Andere ontwerpers gebruiken computersoftware om sierlijke handtekeningen te perfectioneren die ver verwijderd lijken te zijn van de digitale wereld. De Cooper-Hewitt heeft een boekje uit 2006 uitgegeven door het papierbedrijf Fox River, dat is versierd met fijn getekende, ingewikkelde zwarte ontwerpen die lijken op zwart kant op wit papier. De ontwerper Marian Bantjes is een van een groeiende groep ontwerpers die geïnteresseerd zijn in wat auteur Steven Heller 'nieuw siertype' noemt. In dit geval heeft ze de bloemrijke ontwerpen met de hand getekend en vervolgens de computer gebruikt om ze in een modulair patroon te traceren en te repliceren .

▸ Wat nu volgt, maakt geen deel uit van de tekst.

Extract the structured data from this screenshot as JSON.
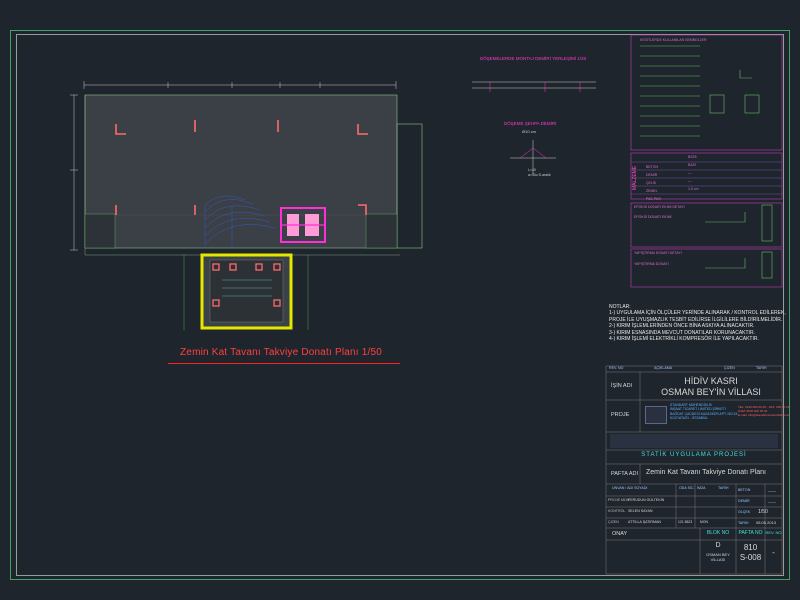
{
  "drawing": {
    "plan_title": "Zemin Kat Tavanı Takviye Donatı Planı  1/50",
    "detail1_title": "DÖŞEMELERDE MONTAJ DEMİRİ YERLEŞİMİ 1/20",
    "detail2_title": "DÖŞEME ŞEHPA DEMİRİ",
    "detail2_sub": "Ø10 cm",
    "detail2_text_a": "L=40",
    "detail2_text_b": "a=Tüz.S.aralık"
  },
  "legend": {
    "header": "KESİTLERDE KULLANILAN SEMBOLLER",
    "side_label": "MALZEME",
    "materials": [
      {
        "k": "BETON",
        "v": "BS25"
      },
      {
        "k": "DEMİR",
        "v": "B420"
      },
      {
        "k": "ÇELİK",
        "v": "—"
      },
      {
        "k": "ZEMİN",
        "v": "—"
      },
      {
        "k": "PAS PAYI",
        "v": "1.5 cm"
      }
    ],
    "box2_title": "EPOKSİ DONATI EKİMİ DETAYI",
    "box3_title": "YAPIŞTIRMA DONATI DETAYI",
    "box2_text": "EPOKSİ DONATI EKİMİ",
    "box3_text": "YAPIŞTIRMA DONATI"
  },
  "notes": {
    "title": "NOTLAR:",
    "lines": [
      "1-) UYGULAMA İÇİN ÖLÇÜLER YERİNDE ALINARAK / KONTROL EDİLEREK,",
      "PROJE İLE UYUŞMAZLIK TESBİT EDİLİRSE İLGİLİLERE BİLDİRİLMELİDİR.",
      "2-) KIRIM İŞLEMLERİNDEN ÖNCE BİNA ASKIYA ALINACAKTIR.",
      "3-) KIRIM ESNASINDA MEVCUT DONATILAR KORUNACAKTIR.",
      "4-) KIRIM İŞLEMİ ELEKTRİKLİ KOMPRESÖR İLE YAPILACAKTIR."
    ]
  },
  "title_block": {
    "rev_header": [
      "REV. NO",
      "AÇIKLAMA",
      "ÇİZEN",
      "TARİH"
    ],
    "isin_adi_label": "İŞİN ADI",
    "isin_adi_line1": "HİDİV KASRI",
    "isin_adi_line2": "OSMAN BEY'İN VİLLASI",
    "proje_label": "PROJE",
    "company_line1": "STANDART MÜHENDİSLİK",
    "company_line2": "İNŞAAT TİCARET LİMİTED ŞİRKETİ",
    "company_line3": "BAĞDAT CADDESİ KAZASKER APT. NO:15",
    "company_line4": "KOZYATAĞI - İSTANBUL",
    "contact_line1": "TEL: 0216 000 00 00 - FAX: 000 00 00",
    "contact_line2": "GSM: 0532 000 00 00",
    "contact_line3": "E-mail: info@standartmuhendislik.com",
    "project_type": "STATİK UYGULAMA PROJESİ",
    "pafta_adi_label": "PAFTA ADI",
    "pafta_adi": "Zemin Kat Tavanı Takviye Donatı Planı",
    "staff_header": [
      "ÜNVAN / ADI SOYADI",
      "ODA SİC.",
      "İMZA",
      "TARİH"
    ],
    "staff": [
      {
        "role": "PROJE MÜH.",
        "name": "FERUDUN GÜLTEKİN"
      },
      {
        "role": "KONTROL",
        "name": "SELEN SAYAN"
      },
      {
        "role": "ÇİZEN",
        "name": "ATTİLLA ŞATIRMAN",
        "oda": "121.5823",
        "tarih": "MON"
      }
    ],
    "side_labels": [
      "BETON",
      "DEMİR",
      "ÖLÇEK",
      "TARİH"
    ],
    "beton_val": "——",
    "demir_val": "——",
    "olcek_val": "1/50",
    "tarih_val": "08.05.2013",
    "onay_label": "ONAY",
    "blok_no_label": "BLOK NO",
    "blok_no": "D",
    "blok_name": "OSMAN BEY VİLLASI",
    "pafta_no_label": "PAFTA NO",
    "pafta_no_1": "810",
    "pafta_no_2": "S-008",
    "rev_no_label": "REV. NO",
    "rev_no": "-"
  },
  "colors": {
    "background": "#1f252c",
    "frame": "#3ea36a",
    "slab": "#3b4047",
    "column": "#ff6a6a",
    "magenta": "#ff2fd6",
    "title_red": "#ff3030",
    "cyan": "#41e0e0",
    "yellow": "#e6e600"
  }
}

"Er zijn momenten waarop ik denk dat ik een snelkoppeling kan maken en direct op de computer kan werken, en er zijn misschien een of twee keer dat dat succesvol is geweest voor iets heel specifieks, " zegt Bantjes. “Maar meestal merk ik dat het op de een of andere manier de manier waarop ik denk bestuurt, en ik kan niet verwoorden hoe het me beïnvloedt, maar ik weet wel dat het me beïnvloedt. Het zorgt ervoor dat ik vreemde beslissingen maak. '

HorseProjectSpace Presents: Ritual Tendencies (2007) , het meest recente werk in de Cooper-Hewitt-installatie, vertegenwoordigt een kamp van meer 'machine-georiënteerde' ontwerpers. De poster verhult nadrukkelijk woorden in een scherp geometrisch ontwerp dat lijkt op gekarteld kristal. De woorden versmelten in de rotsen, hun betekenissen overschaduwd door de dynamiek van de poster.

Davidson gelooft dat wat er ook gebeurt, 'typografie een betekenis heeft. Het soort letters dat u gebruikt, zegt iets over wat u probeert te projecteren. Ze kunnen hipheid uitbeelden, ze kunnen autoriteit uitbeelden, ze kunnen speelsheid overbrengen, ze kunnen kracht overbrengen. ”

"Natuurlijk, " zegt Davidson, "dachten de vroege modernisten dat ze objectief waren in het koppelen van het type zodat het neutraal leek, maar in feite was het niet. Het was een uitdrukking van modernisten. ”De digitale typografie van vandaag is een antwoord op de misvatting van objectief ontwerp. In de kern, zegt ze, de beweging - grotendeels geholpen door de wereld van mogelijkheden die digitale technologie biedt - de ontwerper eerder viert dan beperkt.